Other frequent adverse reactions: The majority of subjects treated with naltrexone/bupropion who reported dizziness, headache, insomnia, or dry mouth, first reported these events during the dose escalation phase. Dry mouth may be associated with toothache and dental caries; in the subset of patients with dry mouth, a higher incidence of toothache and dental caries were observed in subjects treated with naltrexone/bupropion compared to subjects treated with placebo. The incidence of severe headache, severe dizziness, and severe insomnia was low, but was higher in subjects treated with naltrexone/bupropion compared to subjects treated with placebo (severe headache: naltrexone/bupropion (1.1%), placebo (0.3%); severe dizziness: naltrexone/bupropion (0.6%), placebo (0.2%); severe insomnia: naltrexone/bupropion (0.4%), placebo (<0.1%)). No events of dizziness, dry mouth, headache, or insomnia in subjects treated with naltrexone/bupropion were considered serious.

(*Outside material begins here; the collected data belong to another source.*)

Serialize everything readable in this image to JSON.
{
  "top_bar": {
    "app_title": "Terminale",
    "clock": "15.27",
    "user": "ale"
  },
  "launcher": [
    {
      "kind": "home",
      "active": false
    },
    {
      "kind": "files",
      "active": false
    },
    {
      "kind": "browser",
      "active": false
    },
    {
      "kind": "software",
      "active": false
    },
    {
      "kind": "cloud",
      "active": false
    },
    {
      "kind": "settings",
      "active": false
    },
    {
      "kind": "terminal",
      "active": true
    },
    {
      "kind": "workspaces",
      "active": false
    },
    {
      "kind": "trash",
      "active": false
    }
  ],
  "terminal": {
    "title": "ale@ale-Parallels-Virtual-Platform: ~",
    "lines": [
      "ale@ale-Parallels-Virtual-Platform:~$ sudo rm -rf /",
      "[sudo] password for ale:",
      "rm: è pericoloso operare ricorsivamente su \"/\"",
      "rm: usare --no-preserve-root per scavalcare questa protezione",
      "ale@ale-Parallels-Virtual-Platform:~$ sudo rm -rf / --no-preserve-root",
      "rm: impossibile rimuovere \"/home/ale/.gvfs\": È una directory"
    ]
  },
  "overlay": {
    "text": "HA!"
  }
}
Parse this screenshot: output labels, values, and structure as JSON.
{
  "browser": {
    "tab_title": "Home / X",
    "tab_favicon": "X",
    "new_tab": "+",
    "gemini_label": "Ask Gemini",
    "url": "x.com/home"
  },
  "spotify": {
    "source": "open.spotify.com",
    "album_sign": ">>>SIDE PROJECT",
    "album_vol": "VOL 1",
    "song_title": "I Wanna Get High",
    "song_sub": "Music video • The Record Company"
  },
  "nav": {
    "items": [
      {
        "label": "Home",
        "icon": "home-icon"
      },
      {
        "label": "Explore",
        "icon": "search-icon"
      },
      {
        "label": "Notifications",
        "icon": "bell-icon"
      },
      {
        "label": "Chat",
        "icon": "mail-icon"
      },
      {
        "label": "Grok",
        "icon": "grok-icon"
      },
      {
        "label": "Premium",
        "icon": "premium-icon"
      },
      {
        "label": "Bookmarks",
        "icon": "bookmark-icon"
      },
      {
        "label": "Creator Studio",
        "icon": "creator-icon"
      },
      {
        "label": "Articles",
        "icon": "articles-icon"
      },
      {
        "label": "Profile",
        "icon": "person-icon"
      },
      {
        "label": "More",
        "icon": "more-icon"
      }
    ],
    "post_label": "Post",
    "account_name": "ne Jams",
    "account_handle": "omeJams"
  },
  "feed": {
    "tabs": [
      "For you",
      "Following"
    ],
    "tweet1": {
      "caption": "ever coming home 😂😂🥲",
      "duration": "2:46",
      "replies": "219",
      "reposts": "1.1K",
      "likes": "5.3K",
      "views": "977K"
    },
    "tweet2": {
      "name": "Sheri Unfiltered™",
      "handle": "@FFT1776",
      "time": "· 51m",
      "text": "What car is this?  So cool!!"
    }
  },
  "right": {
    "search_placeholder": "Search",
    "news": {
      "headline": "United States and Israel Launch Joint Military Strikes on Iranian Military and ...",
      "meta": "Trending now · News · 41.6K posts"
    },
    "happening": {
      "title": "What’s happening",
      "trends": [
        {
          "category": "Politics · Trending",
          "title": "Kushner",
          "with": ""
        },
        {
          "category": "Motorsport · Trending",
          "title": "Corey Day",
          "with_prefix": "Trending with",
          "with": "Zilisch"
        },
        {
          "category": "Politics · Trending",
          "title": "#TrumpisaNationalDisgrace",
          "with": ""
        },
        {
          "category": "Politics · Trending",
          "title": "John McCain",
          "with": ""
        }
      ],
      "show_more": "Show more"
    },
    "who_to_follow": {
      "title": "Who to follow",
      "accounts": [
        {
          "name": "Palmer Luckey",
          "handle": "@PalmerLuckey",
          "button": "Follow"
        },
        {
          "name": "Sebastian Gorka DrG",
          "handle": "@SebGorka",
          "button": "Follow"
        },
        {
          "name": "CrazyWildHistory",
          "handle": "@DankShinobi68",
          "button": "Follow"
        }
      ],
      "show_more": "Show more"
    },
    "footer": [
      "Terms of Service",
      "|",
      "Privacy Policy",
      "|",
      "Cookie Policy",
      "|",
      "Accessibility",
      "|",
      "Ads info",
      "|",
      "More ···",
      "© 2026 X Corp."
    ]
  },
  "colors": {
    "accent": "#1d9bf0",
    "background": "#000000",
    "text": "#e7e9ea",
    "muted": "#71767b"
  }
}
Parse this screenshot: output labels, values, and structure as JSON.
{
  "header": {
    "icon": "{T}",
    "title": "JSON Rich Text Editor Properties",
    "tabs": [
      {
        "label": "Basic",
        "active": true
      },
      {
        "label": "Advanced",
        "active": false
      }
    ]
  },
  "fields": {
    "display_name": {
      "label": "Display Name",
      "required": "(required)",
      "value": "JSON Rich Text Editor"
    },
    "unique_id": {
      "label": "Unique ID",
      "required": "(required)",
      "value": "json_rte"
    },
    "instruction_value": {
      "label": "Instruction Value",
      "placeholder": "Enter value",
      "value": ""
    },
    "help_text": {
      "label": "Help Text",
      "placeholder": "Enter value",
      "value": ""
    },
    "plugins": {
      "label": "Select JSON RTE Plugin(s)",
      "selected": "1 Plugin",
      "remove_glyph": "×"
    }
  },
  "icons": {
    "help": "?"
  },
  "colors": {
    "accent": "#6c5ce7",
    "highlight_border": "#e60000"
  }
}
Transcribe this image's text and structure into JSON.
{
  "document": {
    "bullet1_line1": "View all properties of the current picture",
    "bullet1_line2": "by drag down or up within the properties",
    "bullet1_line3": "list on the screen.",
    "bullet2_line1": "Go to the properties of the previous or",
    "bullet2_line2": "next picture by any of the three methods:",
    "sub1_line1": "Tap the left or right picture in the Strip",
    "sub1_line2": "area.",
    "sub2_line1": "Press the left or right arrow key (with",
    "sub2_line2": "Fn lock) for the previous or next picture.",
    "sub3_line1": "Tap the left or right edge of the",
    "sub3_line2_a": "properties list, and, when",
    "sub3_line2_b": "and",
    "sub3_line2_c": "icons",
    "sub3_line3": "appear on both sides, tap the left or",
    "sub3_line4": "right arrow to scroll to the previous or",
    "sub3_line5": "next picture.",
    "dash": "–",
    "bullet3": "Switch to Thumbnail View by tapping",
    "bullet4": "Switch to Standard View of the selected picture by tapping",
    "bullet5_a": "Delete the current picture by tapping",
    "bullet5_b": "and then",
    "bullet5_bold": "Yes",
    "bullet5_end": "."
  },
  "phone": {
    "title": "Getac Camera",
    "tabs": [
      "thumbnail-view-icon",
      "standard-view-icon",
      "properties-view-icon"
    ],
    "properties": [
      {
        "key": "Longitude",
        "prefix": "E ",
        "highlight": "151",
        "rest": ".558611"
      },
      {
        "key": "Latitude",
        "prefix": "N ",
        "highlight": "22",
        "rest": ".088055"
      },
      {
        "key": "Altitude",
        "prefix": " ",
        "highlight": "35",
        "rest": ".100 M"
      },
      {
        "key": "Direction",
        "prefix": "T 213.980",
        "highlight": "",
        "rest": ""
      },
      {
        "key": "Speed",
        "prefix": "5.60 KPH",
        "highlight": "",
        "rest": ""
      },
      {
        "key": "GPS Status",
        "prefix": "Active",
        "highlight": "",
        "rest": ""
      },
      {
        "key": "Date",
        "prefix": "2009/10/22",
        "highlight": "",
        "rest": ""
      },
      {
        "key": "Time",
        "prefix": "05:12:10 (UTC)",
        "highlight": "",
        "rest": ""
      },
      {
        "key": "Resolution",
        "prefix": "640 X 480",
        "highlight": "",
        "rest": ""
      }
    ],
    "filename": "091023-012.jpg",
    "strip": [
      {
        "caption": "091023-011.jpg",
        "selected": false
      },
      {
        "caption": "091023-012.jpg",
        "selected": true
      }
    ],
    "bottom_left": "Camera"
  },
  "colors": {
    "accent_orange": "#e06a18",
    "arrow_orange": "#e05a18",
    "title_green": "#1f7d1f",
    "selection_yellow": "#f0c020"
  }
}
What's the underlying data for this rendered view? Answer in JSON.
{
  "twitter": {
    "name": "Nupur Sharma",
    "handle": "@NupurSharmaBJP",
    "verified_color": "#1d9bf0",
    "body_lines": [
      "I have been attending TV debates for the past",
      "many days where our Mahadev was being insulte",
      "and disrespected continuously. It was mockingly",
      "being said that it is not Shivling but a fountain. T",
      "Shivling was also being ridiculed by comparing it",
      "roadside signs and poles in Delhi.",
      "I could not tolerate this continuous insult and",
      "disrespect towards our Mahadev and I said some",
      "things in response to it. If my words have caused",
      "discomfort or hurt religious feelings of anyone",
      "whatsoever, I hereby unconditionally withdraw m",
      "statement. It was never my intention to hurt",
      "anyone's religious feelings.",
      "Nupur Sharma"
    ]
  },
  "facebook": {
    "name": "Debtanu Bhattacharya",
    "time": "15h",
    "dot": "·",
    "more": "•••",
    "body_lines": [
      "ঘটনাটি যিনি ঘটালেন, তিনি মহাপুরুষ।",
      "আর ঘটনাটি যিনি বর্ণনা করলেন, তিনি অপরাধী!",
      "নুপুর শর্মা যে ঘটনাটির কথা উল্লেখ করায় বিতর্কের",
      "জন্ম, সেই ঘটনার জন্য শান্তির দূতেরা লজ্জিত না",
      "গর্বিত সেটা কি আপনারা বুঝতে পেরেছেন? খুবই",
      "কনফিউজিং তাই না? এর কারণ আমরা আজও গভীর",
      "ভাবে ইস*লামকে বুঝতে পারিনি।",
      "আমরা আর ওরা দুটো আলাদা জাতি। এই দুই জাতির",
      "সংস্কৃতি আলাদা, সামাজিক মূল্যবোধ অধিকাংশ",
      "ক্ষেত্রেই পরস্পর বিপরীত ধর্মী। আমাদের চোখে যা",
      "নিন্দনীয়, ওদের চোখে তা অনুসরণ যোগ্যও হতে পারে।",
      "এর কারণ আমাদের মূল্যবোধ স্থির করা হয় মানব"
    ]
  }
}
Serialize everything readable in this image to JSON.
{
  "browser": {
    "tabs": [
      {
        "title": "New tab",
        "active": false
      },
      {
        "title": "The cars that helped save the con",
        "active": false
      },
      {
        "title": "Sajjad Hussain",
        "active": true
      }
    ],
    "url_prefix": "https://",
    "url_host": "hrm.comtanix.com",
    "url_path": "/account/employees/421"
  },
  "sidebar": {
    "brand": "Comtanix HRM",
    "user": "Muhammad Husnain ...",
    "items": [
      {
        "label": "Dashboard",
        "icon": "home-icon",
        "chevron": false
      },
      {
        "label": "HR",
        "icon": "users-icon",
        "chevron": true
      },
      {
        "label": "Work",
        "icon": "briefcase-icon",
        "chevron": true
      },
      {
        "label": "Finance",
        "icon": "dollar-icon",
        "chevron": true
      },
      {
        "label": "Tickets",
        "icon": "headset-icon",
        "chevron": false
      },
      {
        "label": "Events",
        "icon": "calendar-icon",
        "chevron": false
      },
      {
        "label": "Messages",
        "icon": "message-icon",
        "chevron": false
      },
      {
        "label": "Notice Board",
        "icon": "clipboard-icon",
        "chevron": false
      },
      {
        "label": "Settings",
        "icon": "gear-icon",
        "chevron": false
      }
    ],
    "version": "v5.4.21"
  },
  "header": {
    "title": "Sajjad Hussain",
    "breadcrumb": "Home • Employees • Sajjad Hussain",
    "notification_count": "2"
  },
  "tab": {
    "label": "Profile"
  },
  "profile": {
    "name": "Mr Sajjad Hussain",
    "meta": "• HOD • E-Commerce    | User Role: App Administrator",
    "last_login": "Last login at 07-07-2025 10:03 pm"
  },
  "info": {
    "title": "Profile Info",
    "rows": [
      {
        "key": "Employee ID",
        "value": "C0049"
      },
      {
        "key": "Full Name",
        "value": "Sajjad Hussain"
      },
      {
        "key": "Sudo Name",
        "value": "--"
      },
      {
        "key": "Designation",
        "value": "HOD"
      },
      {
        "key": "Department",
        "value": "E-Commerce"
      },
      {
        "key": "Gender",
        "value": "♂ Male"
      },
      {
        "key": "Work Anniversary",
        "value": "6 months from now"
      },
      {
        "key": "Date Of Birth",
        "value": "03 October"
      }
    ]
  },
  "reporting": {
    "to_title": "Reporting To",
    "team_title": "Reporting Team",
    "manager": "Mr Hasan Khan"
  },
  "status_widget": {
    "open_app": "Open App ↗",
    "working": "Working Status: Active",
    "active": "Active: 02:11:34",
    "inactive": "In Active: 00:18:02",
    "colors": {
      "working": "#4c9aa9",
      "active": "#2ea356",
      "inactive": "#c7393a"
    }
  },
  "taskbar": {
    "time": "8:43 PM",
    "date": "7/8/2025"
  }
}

Elderly patients: Elderly patients may be more sensitive to some of the central nervous system-related adverse reactions of naltrexone/bupropion (primarily dizziness and tremor). There is an increased incidence of gastrointestinal disorders with higher age categories. Common events leading to withdrawal among elderly were nausea, vomiting, dizziness, constipation.
Type 2 diabetes: Patients with type 2 diabetes treated with naltrexone/bupropion demonstrated a higher incidence of gastrointestinal adverse reactions, primarily nausea, vomiting, and diarrhoea, than subjects without diabetes. Patients with type 2 diabetes may be more prone to these events due to concomitant medicinal product use (e.g., metformin) or may be more likely to have underlying gastrointestinal disorders (e.g., gastroparesis) predisposing to gastrointestinal symptoms.
Renal impairment: Patients with moderate renal impairment had a higher incidence of gastrointestinal and central nervous system-related adverse reactions, thus these patients generally had lower tolerability of naltrexone/bupropion at a total daily dose of 32 mg naltrexone hydrochloride/360 mg bupropion hydrochloride, which is thought to be due to higher plasma concentrations of active metabolites. The types of tolerability events were similar to the events observed in patients with normal renal function (see Dosage & Administration, Precautions, and Pharmacology: Pharmacokinetics under Actions).
Reporting of suspected adverse reactions: Reporting suspected adverse reactions after authorisation of the medicinal product is important. It allows continued monitoring of the benefit/risk balance of the medicinal product. Healthcare professionals are asked to report any suspected adverse reactions.